It is generally assumed that vitamin D plays an intimate role in healing fractures. However, very little data exists on how it does so, nor on how activated vitamin D, called calcitriol, levels fluctuate after a fracture. It is assumed that calcitriol is localized at the repair site (callus). In humans it is further assumed that the intracellular calcitriol levels will not vary much as serum calcitriol is an adaptive hormone that varies with the amount of calcium in the intestine.
However, fracture repair studies have never been done in humans. In rats, calcitriol levels have been measured after rats were purposefully given femoral fractures.

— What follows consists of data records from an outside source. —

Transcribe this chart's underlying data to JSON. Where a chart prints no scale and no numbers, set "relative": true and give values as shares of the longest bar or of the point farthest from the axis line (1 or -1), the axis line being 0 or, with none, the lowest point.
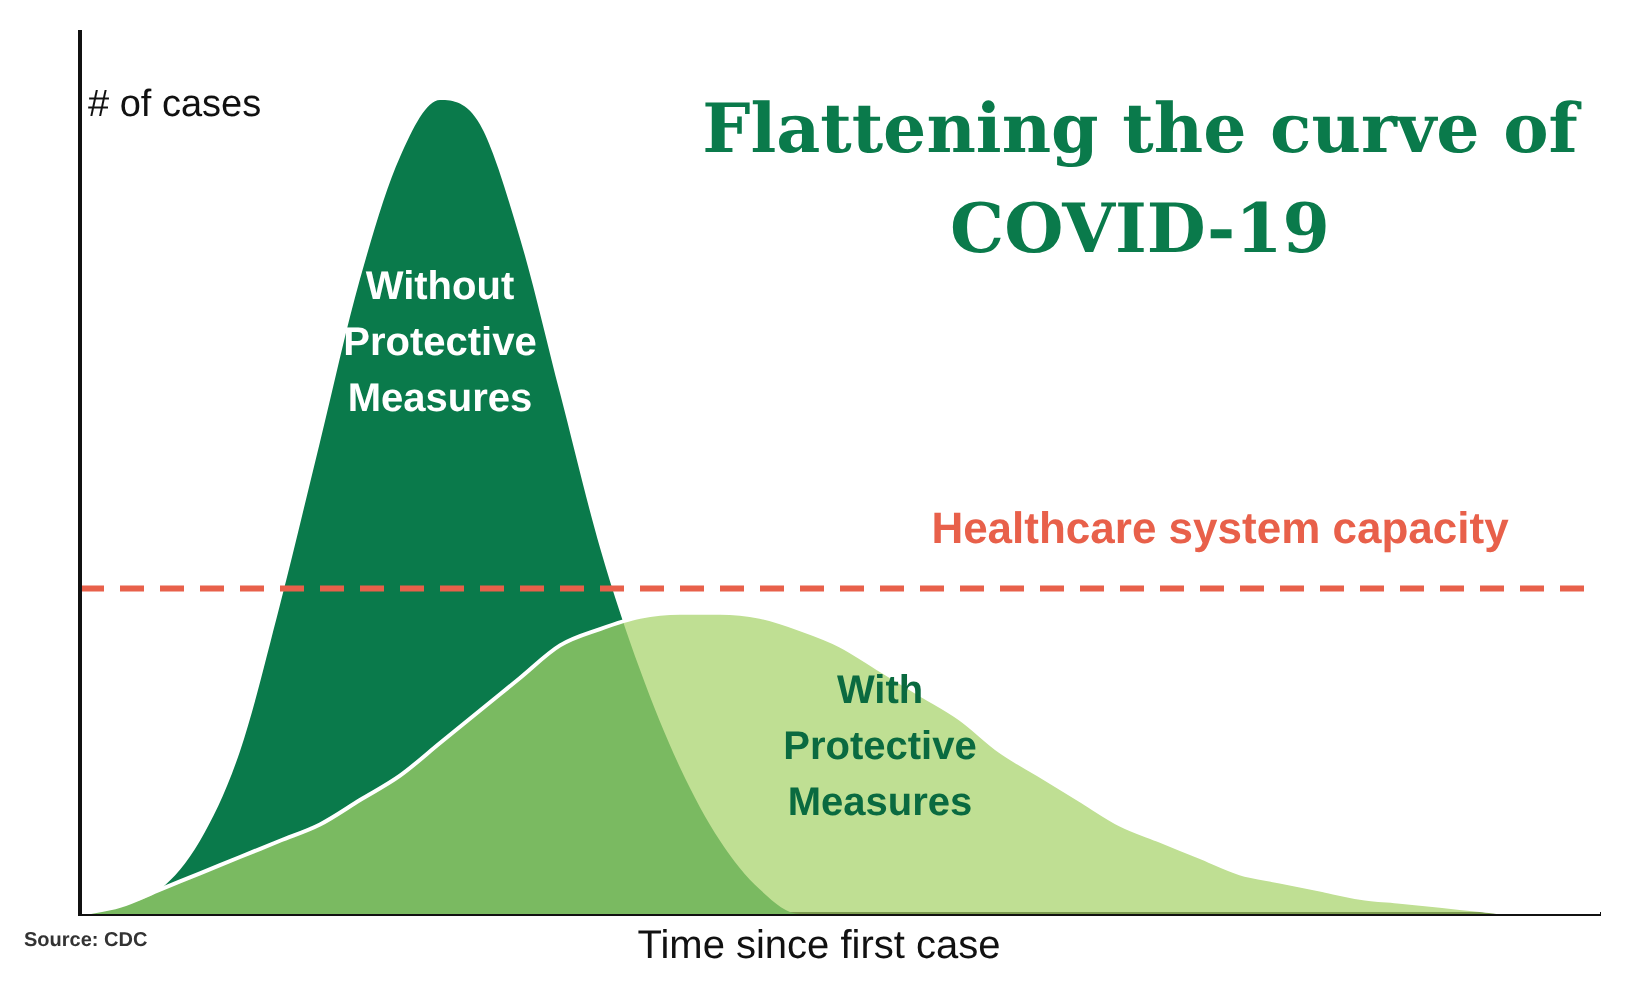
{
  "chart_data": {
    "type": "area",
    "title": "Flattening the curve of COVID-19",
    "ylabel": "# of cases",
    "xlabel": "Time since first case",
    "relative": true,
    "legend": false,
    "grid": false,
    "annotations": [
      "Source: CDC"
    ],
    "categories": [
      null,
      null,
      null,
      null,
      null,
      null,
      null,
      null,
      null,
      null,
      null,
      null,
      null,
      null,
      null,
      null,
      null,
      null,
      null,
      null,
      null,
      null,
      null,
      null,
      null,
      null,
      null,
      null,
      null,
      null,
      null,
      null,
      null,
      null,
      null,
      null,
      null,
      null,
      null
    ],
    "series": [
      {
        "name": "Without Protective Measures",
        "color": "#0a7a4b",
        "values": [
          0,
          0.01,
          0.03,
          0.09,
          0.2,
          0.38,
          0.58,
          0.78,
          0.93,
          1,
          0.97,
          0.83,
          0.64,
          0.45,
          0.3,
          0.18,
          0.09,
          0.03,
          0,
          0,
          0,
          0,
          0,
          0,
          0,
          0,
          0,
          0,
          0,
          0,
          0,
          0,
          0,
          0,
          0,
          0,
          0,
          0,
          0
        ]
      },
      {
        "name": "With Protective Measures",
        "color": "#a6d36a",
        "values": [
          0,
          0.01,
          0.03,
          0.05,
          0.07,
          0.09,
          0.11,
          0.14,
          0.17,
          0.21,
          0.25,
          0.29,
          0.33,
          0.35,
          0.365,
          0.37,
          0.37,
          0.365,
          0.35,
          0.33,
          0.3,
          0.27,
          0.24,
          0.2,
          0.17,
          0.14,
          0.11,
          0.09,
          0.07,
          0.05,
          0.04,
          0.03,
          0.02,
          0.015,
          0.01,
          0.005,
          0,
          0,
          0
        ]
      }
    ],
    "ref_lines": [
      {
        "axis": "y",
        "value": 0.4,
        "label": "Healthcare system capacity",
        "color": "#e8604a",
        "line_style": "dashed"
      }
    ]
  }
}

Jingushi S, Iwaki A, Higuchi O, Azuma Y, Ohta T, Shida JI, Izumi T, Ikenoue T, Sugioka Y, Iwamoto Y. Serum 1alpha,25-dihydroxyvitamin D3 accumulates into the fracture callus during rat femoral fracture healing. Endocrinology. 1998 Apr;139(4):1467-73.
The above study showed that in rats, blood calcitriol levels rapidly decreased by day 3 and continued to decrease up to 10 days after the fracture. When radioactive calcitriol was injected in such rats, radioactivity in the fractured femurs was higher than that of a control group without fractures. Furthermore, the radioactivity was concentrated at the callus.
This study indicated that in rats, the rapid reduction in serum calcitriol is due to increased consumption of calcitriol at the fracture site and suggests that calcitriol may regulate cellular events in the process of fracture healing.
When fractures in humans do not heal, called nonunion, sometimes vitamin D deficiency is the culprit. Sometimes nonunion becomes union when vitamin D deficiency is treated.
So what do we know about vitamin D physiology and human fracture healing? Just about nothing until January of 2013, when Dr. Christoph Woelfl and fellow German researchers studied 25(OH)D and PTH levels in 30 humans with fractures, 15 of whom had osteoporosis and 15 who did not.
Woelfl C, Englert S, Moghaddam AA, Zimmermann G, Schmidt-Gayk G, Höner B, Hogan A, Lehnhardt M, Grützner PA, Kolios L. Time course of 25(OH)D3 vitamin D3 as well as PTH (parathyroid hormone) during fracture healing of patients with normal and low bone mineral density (BMD). BMC Musculoskelet Disord. 2013 Jan 3;14(1):6.
They took blood every several weeks for 8 weeks after the fracture. Unfortunately, they did not measure serum calcitriol levels to see if that varied after fractures like it does in rats. However, the German researchers found that 25(OH)D levels fell a little after fractures, from about 18 ng/ml to 16 ng/ml, and then started to inch up again by 8 weeks. There was no difference in 25(OH)D or PTH changes between osteoporotic patients and normal controls.
As both groups were deficient, we still don’t know what vitamin D levels do in patients with adequate vitamin D levels. When 25(OH)D levels are in the teens, the body is probably beginning to triage 25(OH)D into the line that says “let’s save 25(OH)D so we can make calcitriol in the future to maintain serum calcium.” That is, at most vitamin D levels in modern humans, the body is conserving vitamin D for its life saving role in preventing blood calcium from falling.
So while we still don’t know much about vitamin D and fracture healing, we know more than we did, thanks to the contribution of Dr. Woelfl and his colleagues.